BRINGING THE MOVEMENTS TOGETHER
We had our first such event in Brunswick when about 75 people (half of whom were new to local protests) gathered on the town green and marched to the Bank of America on Maine Street. We stayed in front of the bank for 45 minutes as the cars streamed by along the busy street - many of them honking. We chanted and heard some words from a young man from Occupy Portland as a van load of them had come north for our event on their way to Augusta.
When we first gathered in a circle on the green several people made statements. I told folks about Bank Transfer Day (Nov 5) which was a national day to move your $$$ from the big banks to local credit unions and small community banks. The Credit Union National Association (CUNA) reports that over 650,000 people have joined credit unions in the last four weeks. In 2010 only 600,000 moved their accounts into credit unions all year long so this is an astounding response to the call to pull our meager resources out of the mega-banks.

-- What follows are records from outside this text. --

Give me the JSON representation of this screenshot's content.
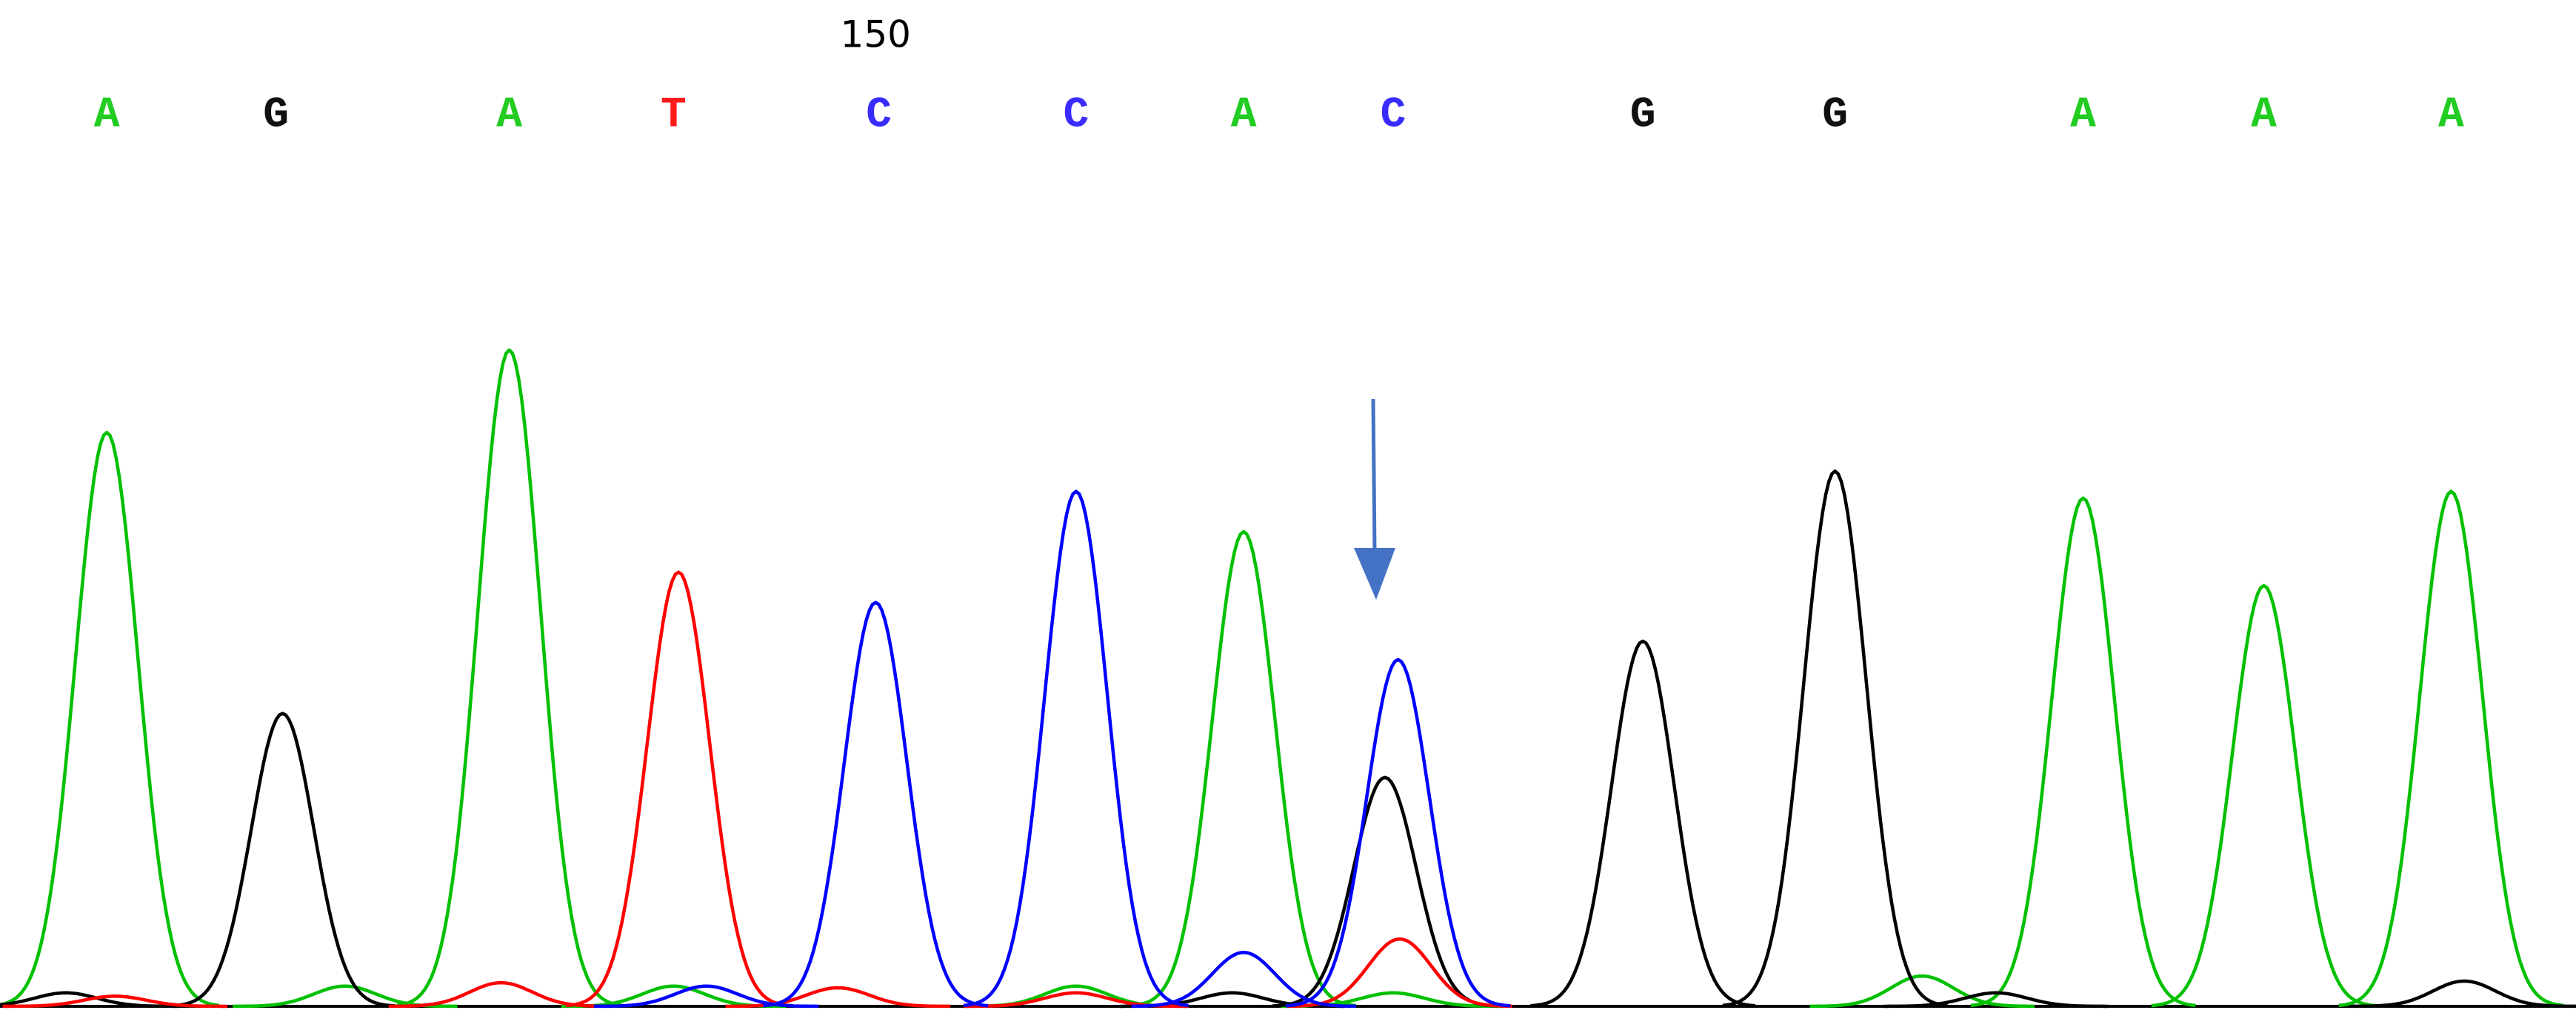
{
  "chart_data": {
    "type": "chromatogram",
    "xlim": [
      0,
      1568
    ],
    "ylim": [
      0,
      598
    ],
    "calls": [
      "A",
      "G",
      "A",
      "T",
      "C",
      "C",
      "A",
      "C",
      "G",
      "G",
      "A",
      "A",
      "A"
    ],
    "call_x": [
      65,
      168,
      310,
      410,
      535,
      655,
      757,
      848,
      1000,
      1117,
      1268,
      1378,
      1492
    ],
    "call_colors": {
      "A": "#22cc22",
      "G": "#111111",
      "T": "#ff1a1a",
      "C": "#3a2cff"
    },
    "position_labels": [
      {
        "x": 533,
        "value": 150
      }
    ],
    "series": [
      {
        "color": "#00c000",
        "x": [
          65,
          310,
          757,
          1268,
          1378,
          1492,
          210,
          410,
          655,
          1170,
          848
        ],
        "values": [
          341,
          390,
          282,
          302,
          250,
          306,
          12,
          12,
          12,
          18,
          8
        ]
      },
      {
        "color": "#000000",
        "x": [
          172,
          1000,
          1117,
          843,
          40,
          1215,
          1500,
          750
        ],
        "values": [
          174,
          217,
          318,
          136,
          8,
          8,
          15,
          8
        ]
      },
      {
        "color": "#ff0000",
        "x": [
          413,
          852,
          305,
          510,
          655,
          70
        ],
        "values": [
          258,
          40,
          14,
          11,
          8,
          6
        ]
      },
      {
        "color": "#0000ff",
        "x": [
          533,
          655,
          851,
          757,
          430
        ],
        "values": [
          240,
          306,
          206,
          32,
          12
        ]
      }
    ]
  }
}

“Our struggling economy is not the disease, it’s the symptom,” says CUNA. ”There is mounting evidence to prove that big banks, with their profit-at-all-costs agenda, are actually making our collective disease worse by systematically making choices that undermine the efforts of regulators and ordinary people like us to make changes and get back to a state of health.”
Following this event I grabbed the big banner that we used (made by Maine artist Natasha Mayers) and drove north to Augusta to join the protest at the state capital planned by Occupy Augusta. When I arrived young occupiers were banging on a large drum on the steps leading up to the capital building and people lined both sides of the street with signs. We stood in vigil for about an hour before marching to the federal building and back.
The Occupy Augusta camp is in a lovely park along the Kennebec River just across the street from the capital. They have port-a-toilets and a large iron wood stove for cooking. Work was being done while we were there to winterize their tents. One terrific thing they did was to acquire two of those very large "big top" tents and have their small camping tents inside the big tents which will do much to protect them from the wind, cold, and snow that will soon be coming.
The question on everyone's mind is how long this Occupy movement will last? No one has a clue but I met a man at the protest yesterday in Augusta who is 55 years old and was recently laid off from his carpentry job after 16 years. He can't find more work. You add to that the legions of young people who have no future, many of them are saddled with massive college loans to repay, and you've got the ingredients for a long-lasting movement. People have nothing to lose and everything to gain.
In the meantime I saw much of the key leadership of Maine's peace movement in Augusta yesterday. There is a clear understanding amongst these folks that we have to be there supporting this effort. Earlier in the day in Brunswick, peace activist Karen Wainberg told the crowd at the concluding circle that this anti-corporate "Occupy" movement incorporates all our movements that have been working separately for so many years. She was exactly right and we all need to do all we can to keep connecting the dots and throwing logs onto the fire to keep this thing blazing.